Regardless of what happens in the courtroom, Gordon said, Benchmark is risking its reputation among entrepreneurs. Top-tier investment firms build their name on sticking with start-ups and entrepreneurs through thick and thin, Gordon said, and taking legal action against a founder it once supported could undermine that reputation.
“In Benchmark’s mind, it’s not about Uber,” Gordon said. “It’s about saving Uber from Kalanick, because they see a company with tremendous potential that keeps getting clobbered because of the things Kalanick has said and done.”
Experts expect there to be some behind-the-scenes maneuvering to resolve the matter before the lawsuit advances any further. Benchmark may try to convince other investors and board members to side with it, Gordon said, or the lawsuit might compel Kalanick back to the negotiating table.

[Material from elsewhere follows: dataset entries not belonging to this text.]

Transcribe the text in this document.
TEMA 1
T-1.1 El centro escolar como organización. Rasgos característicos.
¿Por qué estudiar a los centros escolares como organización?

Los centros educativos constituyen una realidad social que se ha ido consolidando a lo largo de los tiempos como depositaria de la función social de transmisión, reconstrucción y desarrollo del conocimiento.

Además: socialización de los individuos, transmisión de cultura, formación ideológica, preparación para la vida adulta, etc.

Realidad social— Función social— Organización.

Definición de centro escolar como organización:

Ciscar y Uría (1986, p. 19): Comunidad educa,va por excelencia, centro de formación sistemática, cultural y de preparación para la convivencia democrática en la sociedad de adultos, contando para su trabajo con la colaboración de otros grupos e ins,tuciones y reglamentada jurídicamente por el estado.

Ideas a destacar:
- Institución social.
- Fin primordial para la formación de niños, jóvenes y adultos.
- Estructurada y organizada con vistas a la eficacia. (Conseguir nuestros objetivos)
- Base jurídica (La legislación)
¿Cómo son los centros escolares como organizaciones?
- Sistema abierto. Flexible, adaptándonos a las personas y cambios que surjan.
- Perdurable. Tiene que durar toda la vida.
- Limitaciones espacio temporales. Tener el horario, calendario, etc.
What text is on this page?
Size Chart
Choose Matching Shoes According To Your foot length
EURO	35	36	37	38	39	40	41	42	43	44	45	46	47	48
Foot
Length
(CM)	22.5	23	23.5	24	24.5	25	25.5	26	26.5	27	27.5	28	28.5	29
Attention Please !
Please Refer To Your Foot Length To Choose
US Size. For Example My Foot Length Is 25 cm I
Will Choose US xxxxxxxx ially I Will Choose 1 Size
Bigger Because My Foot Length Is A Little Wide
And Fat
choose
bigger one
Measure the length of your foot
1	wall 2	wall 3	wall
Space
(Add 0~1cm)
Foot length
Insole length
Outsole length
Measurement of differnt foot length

But even that is a long shot, according to Eric Schiffer, chairman of private equity firm the Patriarch Organization, which is not an Uber investor.
“If you were dealing with the average CEO of a venture-backed company, they’d normally look at a lawsuit like this and decide to negotiate instead,” Schiffer said. “But with Travis ... I doubt he’s going to stop until he gets what he wants.”
Some investors who are not on the board believe Benchmark’s lawsuit is a necessary step to protect Uber’s brand. Others, such as early investor Shervin Pishevar, have been less enthused.
“Benchmark is holding the company hostage and not allowing it to move forward in its critical executive search,” Pishevar, who is not a member of Uber’s board of directors, said in a letter to Benchmark obtained by Recode. “The claim in your letter that your litigation efforts speed up on-boarding a CEO [is] disingenuous or delusional.”
Pishevar urged Benchmark to resign from the board. Benchmark has shown no inclination to do so.
In order to get a judge to agree to issuing a preliminary injunction, the onus is on Benchmark to prove that without immediate court intervention, Kalanick’s ongoing presence on the board would cause irreparable harm to Uber. That could be difficult to prove, according to legal experts, because Kalanick does not control a clear majority of the board, and even if he did, the possible outcomes are speculative.
Beyond the courts, Benchmark has limited power in determining Kalanick’s future on the board because it owns only 13% of Uber (compared with Kalanick’s 10%), has 20% of Uber’s voting power (compared with Kalanick’s 16%) and has only one seat on Uber’s board of directors.
“If the lawsuit fails, I think they’re going to be out of bullets,” Schiffer said of Benchmark. “Unless they can get enough people on the board to coalesce, but if that was going to happen, it would have already happened. I think they did this out of frustration, because they couldn’t get enough people to support them.”
3:40 p.m.: This article was updated with comments from Erik Gordon and Eric Schiffer.
11:30 a.m.: This article was updated with additional details about Kalanick’s filing, Holder’s report, and Benchmark’s stake in Uber.